I'm going to have a day out or possibly two at the weekend - either going to Kasungu National Park or to Lilongwe. It depends on driver availablilty. 

But I've got a Geko in my room I call George!

Wednesday 6 September 2017

Malawi - Accommodation

I have lived in Lodges while I am here - 4 different ones so far - one in the capital Lilongwe, which is run by Marists, one in Kasungu which is privately run by a family, one in Nkhotakota right on Lake Malawi, &  finally one in Nkhata Bay, again on Lake Malawi. The first two are basically bungalows. The tourist ones are purpose built.

As an aged  "Mzunga" Volunteer I am being put in "good" accommodation, not even approaching 4 - 5* obviously. The first two are basic. The two on Lake Malawi are aimed at tourists, although both were almost empty. Just a French couple in the first one. The location is lovely.

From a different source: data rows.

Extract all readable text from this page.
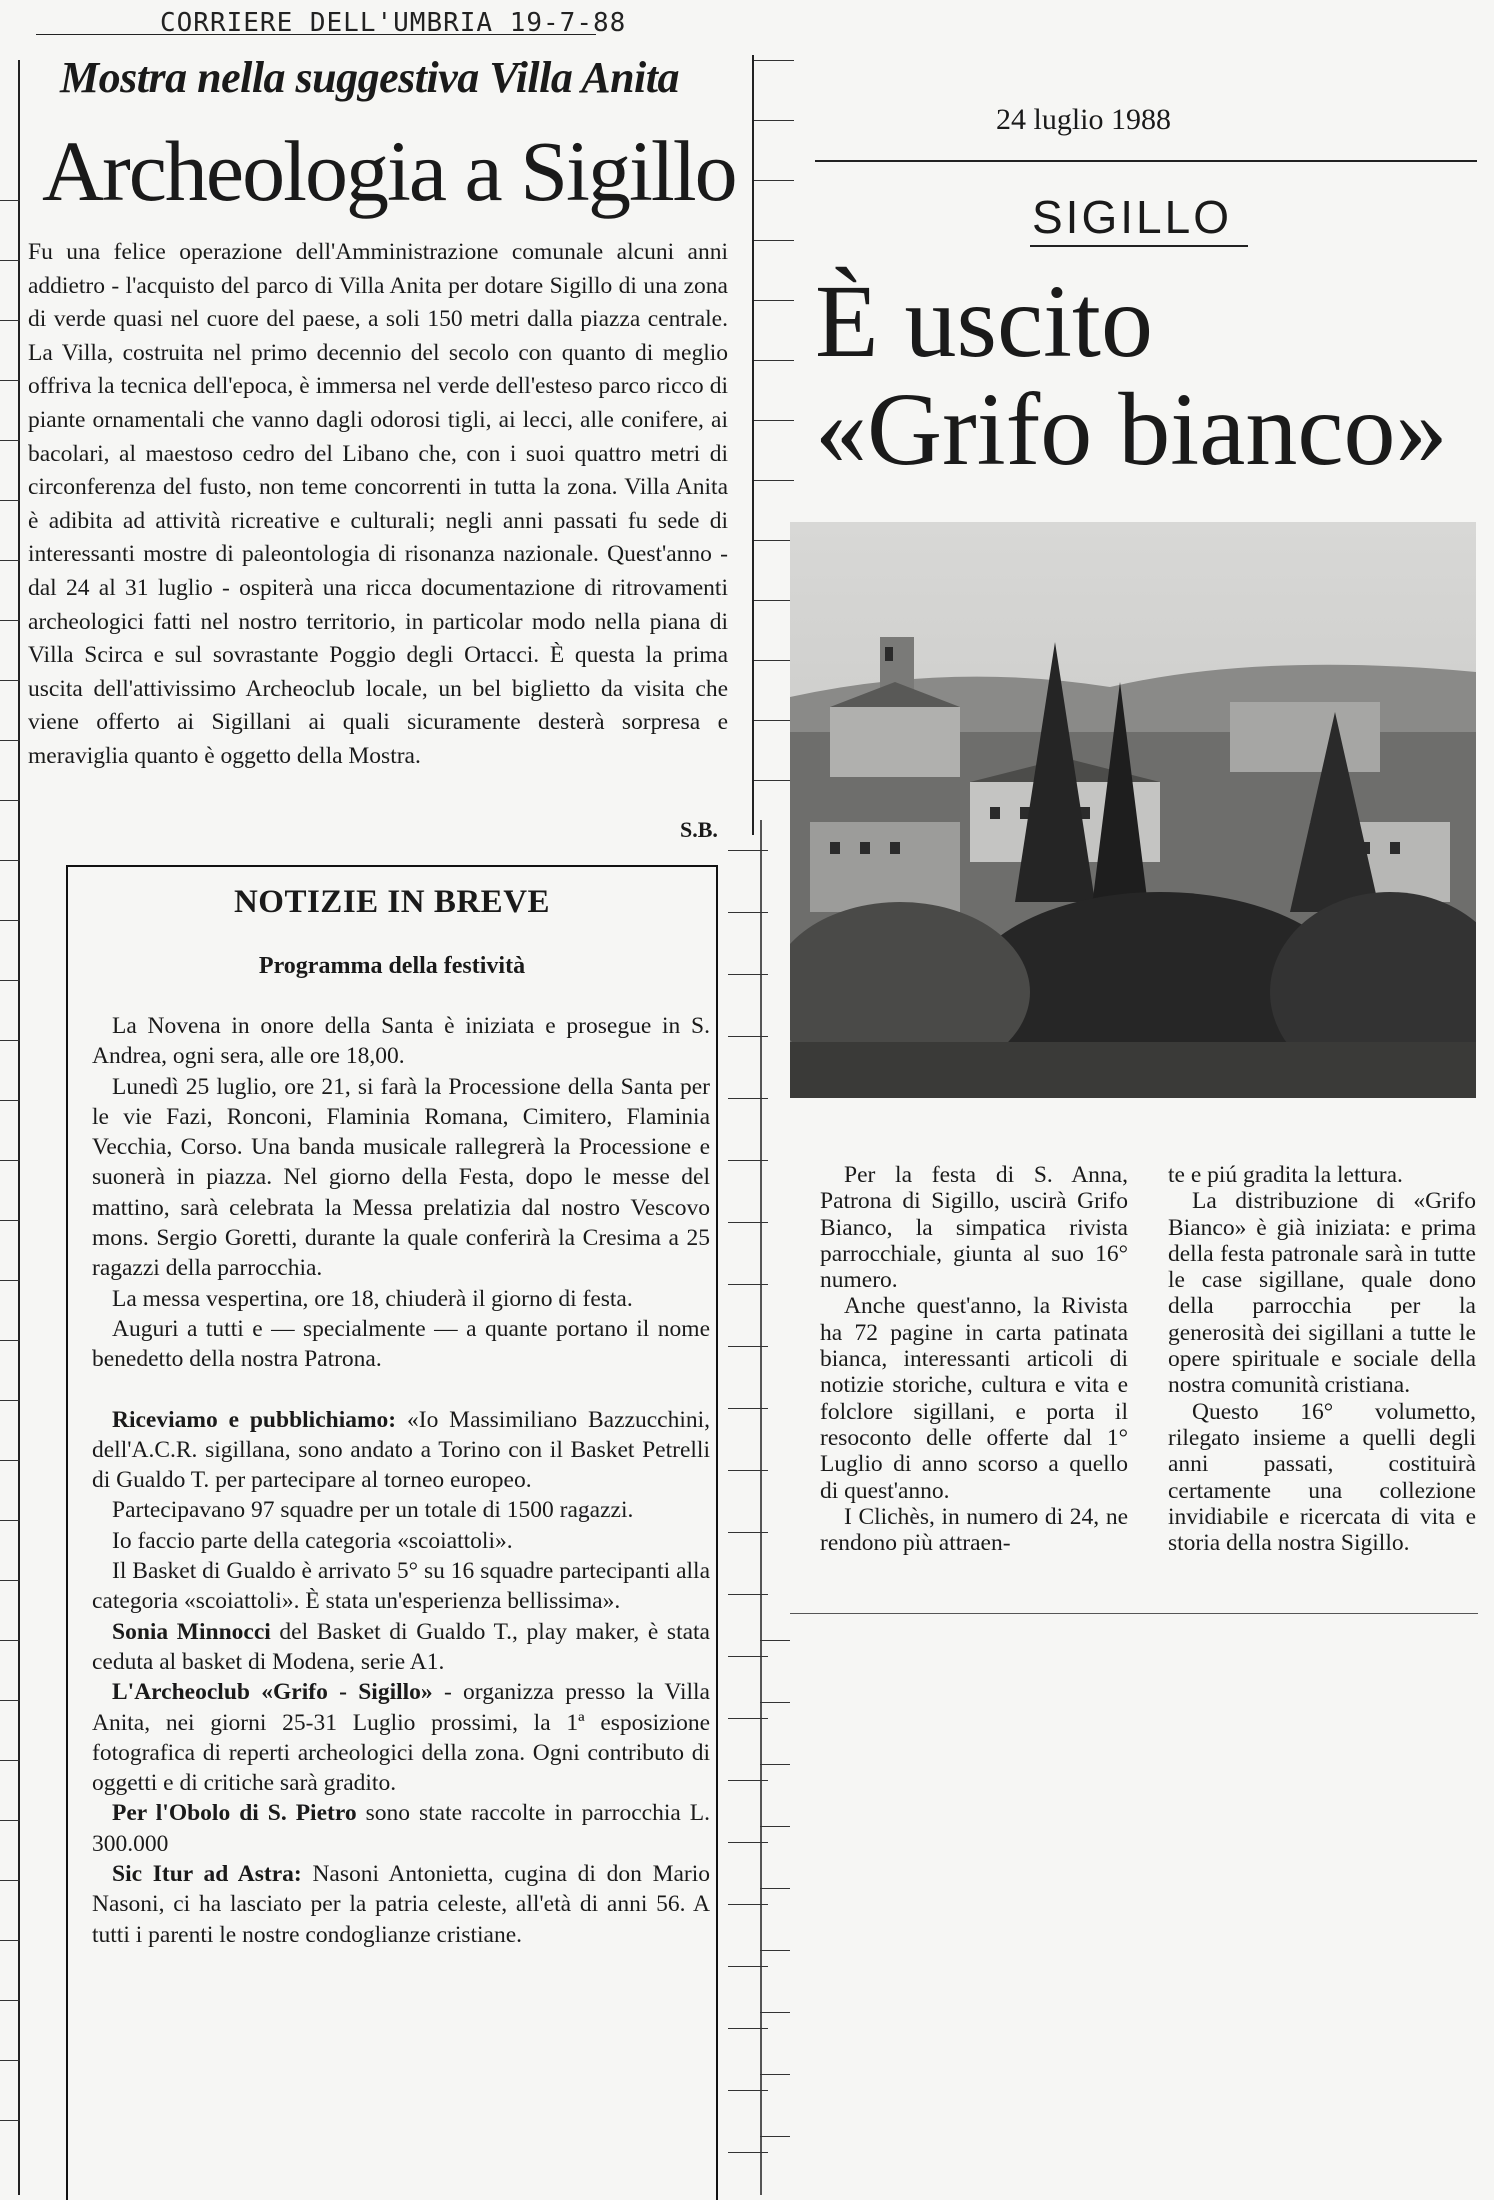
CORRIERE DELL'UMBRIA 19-7-88
Mostra nella suggestiva Villa Anita
Archeologia a Sigillo

Fu una felice operazione dell'Amministrazione comunale alcuni anni addietro - l'acquisto del parco di Villa Anita per dotare Sigillo di una zona di verde quasi nel cuore del paese, a soli 150 metri dalla piazza centrale. La Villa, costruita nel primo decennio del secolo con quanto di meglio offriva la tecnica dell'epoca, è immersa nel verde dell'esteso parco ricco di piante ornamentali che vanno dagli odorosi tigli, ai lecci, alle conifere, ai bacolari, al maestoso cedro del Libano che, con i suoi quattro metri di circonferenza del fusto, non teme concorrenti in tutta la zona. Villa Anita è adibita ad attività ricreative e culturali; negli anni passati fu sede di interessanti mostre di paleontologia di risonanza nazionale. Quest'anno - dal 24 al 31 luglio - ospiterà una ricca documentazione di ritrovamenti archeologici fatti nel nostro territorio, in particolar modo nella piana di Villa Scirca e sul sovrastante Poggio degli Ortacci. È questa la prima uscita dell'attivissimo Archeoclub locale, un bel biglietto da visita che viene offerto ai Sigillani ai quali sicuramente desterà sorpresa e meraviglia quanto è oggetto della Mostra.

S.B.
NOTIZIE IN BREVE
Programma della festività

La Novena in onore della Santa è iniziata e prosegue in S. Andrea, ogni sera, alle ore 18,00.

Lunedì 25 luglio, ore 21, si farà la Processione della Santa per le vie Fazi, Ronconi, Flaminia Romana, Cimitero, Flaminia Vecchia, Corso. Una banda musicale rallegrerà la Processione e suonerà in piazza. Nel giorno della Festa, dopo le messe del mattino, sarà celebrata la Messa prelatizia dal nostro Vescovo mons. Sergio Goretti, durante la quale conferirà la Cresima a 25 ragazzi della parrocchia.

La messa vespertina, ore 18, chiuderà il giorno di festa.

Auguri a tutti e — specialmente — a quante portano il nome benedetto della nostra Patrona.

Riceviamo e pubblichiamo: «Io Massimiliano Bazzucchini, dell'A.C.R. sigillana, sono andato a Torino con il Basket Petrelli di Gualdo T. per partecipare al torneo europeo.

Partecipavano 97 squadre per un totale di 1500 ragazzi.

Io faccio parte della categoria «scoiattoli».

Il Basket di Gualdo è arrivato 5° su 16 squadre partecipanti alla categoria «scoiattoli». È stata un'esperienza bellissima».

Sonia Minnocci del Basket di Gualdo T., play maker, è stata ceduta al basket di Modena, serie A1.

L'Archeoclub «Grifo - Sigillo» - organizza presso la Villa Anita, nei giorni 25-31 Luglio prossimi, la 1ª esposizione fotografica di reperti archeologici della zona. Ogni contributo di oggetti e di critiche sarà gradito.

Per l'Obolo di S. Pietro sono state raccolte in parrocchia L. 300.000

Sic Itur ad Astra: Nasoni Antonietta, cugina di don Mario Nasoni, ci ha lasciato per la patria celeste, all'età di anni 56. A tutti i parenti le nostre condoglianze cristiane.

24 luglio 1988
SIGILLO
È uscito
«Grifo bianco»

Per la festa di S. Anna, Patrona di Sigillo, uscirà Grifo Bianco, la simpatica rivista parrocchiale, giunta al suo 16° numero.

Anche quest'anno, la Rivista ha 72 pagine in carta patinata bianca, interessanti articoli di notizie storiche, cultura e vita e folclore sigillani, e porta il resoconto delle offerte dal 1° Luglio di anno scorso a quello di quest'anno.

I Clichès, in numero di 24, ne rendono più attraen-

te e piú gradita la lettura.

La distribuzione di «Grifo Bianco» è già iniziata: e prima della festa patronale sarà in tutte le case sigillane, quale dono della parrocchia per la generosità dei sigillani a tutte le opere spirituale e sociale della nostra comunità cristiana.

Questo 16° volumetto, rilegato insieme a quelli degli anni passati, costituirà certamente una collezione invidiabile e ricercata di vita e storia della nostra Sigillo.
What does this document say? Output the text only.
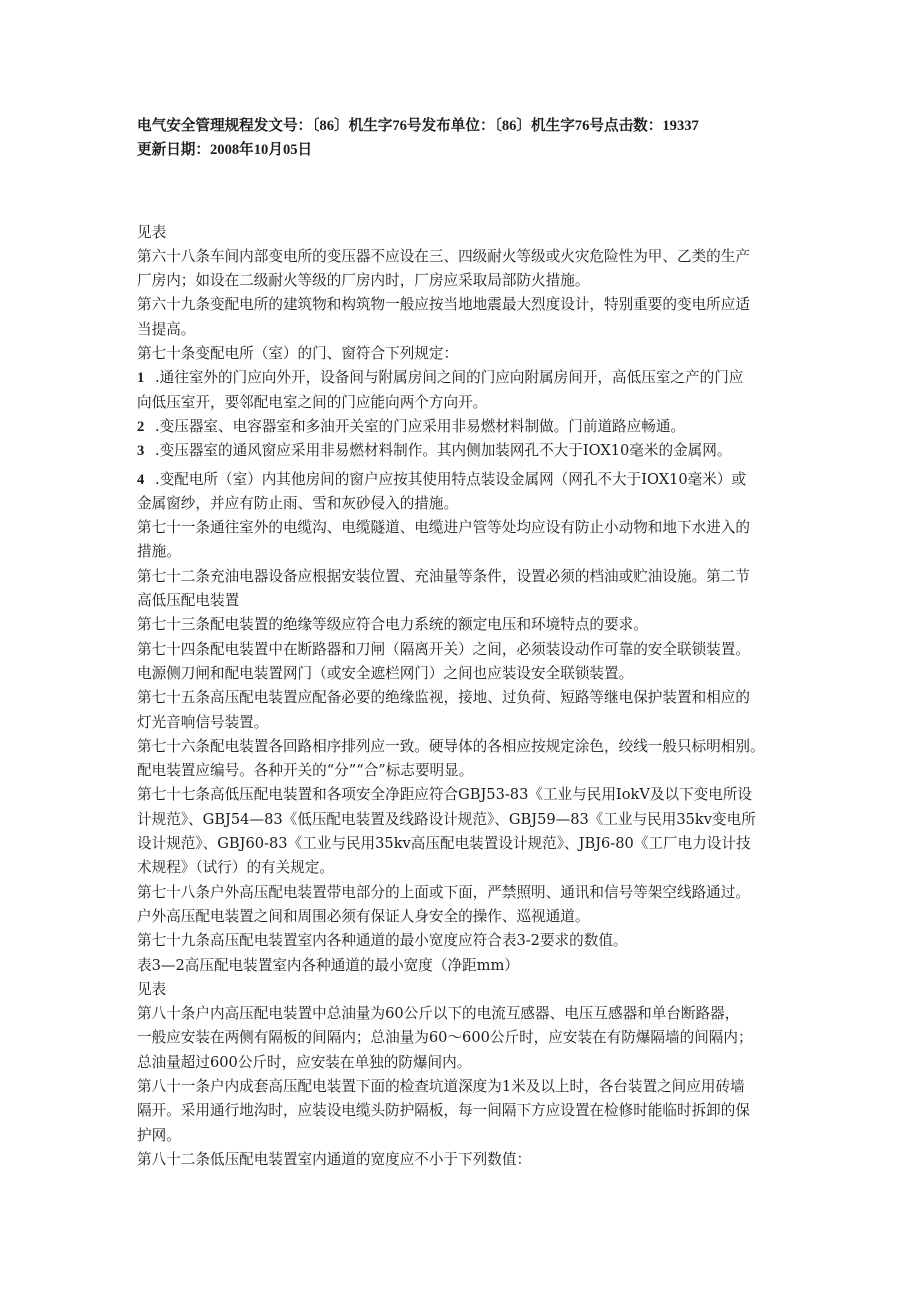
电气安全管理规程发文号：〔86〕机生字76号发布单位：〔86〕机生字76号点击数：19337
更新日期：2008年10月05日
见表
第六十八条车间内部变电所的变压器不应设在三、四级耐火等级或火灾危险性为甲、乙类的生产
厂房内；如设在二级耐火等级的厂房内时，厂房应采取局部防火措施。
第六十九条变配电所的建筑物和构筑物一般应按当地地震最大烈度设计，特别重要的变电所应适
当提高。
第七十条变配电所（室）的门、窗符合下列规定：
1 .通往室外的门应向外开，设备间与附属房间之间的门应向附属房间开，高低压室之产的门应
向低压室开，要邻配电室之间的门应能向两个方向开。
2 .变压器室、电容器室和多油开关室的门应采用非易燃材料制做。门前道路应畅通。
3 .变压器室的通风窗应采用非易燃材料制作。其内侧加装网孔不大于IOX10毫米的金属网。
4 .变配电所（室）内其他房间的窗户应按其使用特点装设金属网（网孔不大于IOX10毫米）或
金属窗纱，并应有防止雨、雪和灰砂侵入的措施。
第七十一条通往室外的电缆沟、电缆隧道、电缆进户管等处均应设有防止小动物和地下水进入的
措施。
第七十二条充油电器设备应根据安装位置、充油量等条件，设置必须的档油或贮油设施。第二节
高低压配电装置
第七十三条配电装置的绝缘等级应符合电力系统的额定电压和环境特点的要求。
第七十四条配电装置中在断路器和刀闸（隔离开关）之间，必须装设动作可靠的安全联锁装置。
电源侧刀闸和配电装置网门（或安全遮栏网门）之间也应装设安全联锁装置。
第七十五条高压配电装置应配备必要的绝缘监视，接地、过负荷、短路等继电保护装置和相应的
灯光音响信号装置。
第七十六条配电装置各回路相序排列应一致。硬导体的各相应按规定涂色，绞线一般只标明相别。
配电装置应编号。各种开关的“分”“合”标志要明显。
第七十七条高低压配电装置和各项安全净距应符合GBJ53-83《工业与民用IokV及以下变电所设
计规范》、GBJ54—83《低压配电装置及线路设计规范》、GBJ59—83《工业与民用35kv变电所
设计规范》、GBJ60-83《工业与民用35kv高压配电装置设计规范》、JBJ6-80《工厂电力设计技
术规程》（试行）的有关规定。
第七十八条户外高压配电装置带电部分的上面或下面，严禁照明、通讯和信号等架空线路通过。
户外高压配电装置之间和周围必须有保证人身安全的操作、巡视通道。
第七十九条高压配电装置室内各种通道的最小宽度应符合表3-2要求的数值。
表3—2高压配电装置室内各种通道的最小宽度（净距mm）
见表
第八十条户内高压配电装置中总油量为60公斤以下的电流互感器、电压互感器和单台断路器，
一般应安装在两侧有隔板的间隔内；总油量为60～600公斤时，应安装在有防爆隔墙的间隔内；
总油量超过600公斤时，应安装在单独的防爆间内。
第八十一条户内成套高压配电装置下面的检查坑道深度为1米及以上时，各台装置之间应用砖墙
隔开。采用通行地沟时，应装设电缆头防护隔板，每一间隔下方应设置在检修时能临时拆卸的保
护网。
第八十二条低压配电装置室内通道的宽度应不小于下列数值：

There are things which are beyond control. The words " no pressure" & " go with the flow" have entirely different meanings in Malawi. Getting a hot shower is a daily issue. The water in Kasungu was off for over a week because of the electricity company. So once the water was used up in a tank, if you have one, there is none. Fortunately I was at Lake Malawi when that happened.

The electricity goes off for hours daily. So if you have solar you can have some light, but it isn't enough to run the pumps. So again showers are not an option. Cooking has to be done over fires.

But, and it's a big but, I am well cared for by nice people. I am fed at least twice a day. I have a clean room & ensuite facilities, a comfortable bed. I meet lots of people who are really interesting to talk to. I am much better informed about Africa in general & Malawi in particular.

The contrast between me & the vast majority of people living here simply could not be greater. If you haven't travelled for ages over dreadful dirt roads to remote villages in an old 4WD you have no idea. Seeing it on TV is not the same, this is the reality. These people literally have nothing. They can survive if they can eat something & they don't get sick. If the crops fail, which they do, they have nothing to eat & nothing to sell. Families are big, there are a lot of children to support. It is subsistence living at a really basic level & surviving is a daily round of hard work in the heat.

So, I'm not in any position to complain. I am extremely lucky. I have everything I need here. Back in the UK I am extremely privileged.  When I get back to the UK I hope I will remember that & appreciate it properly.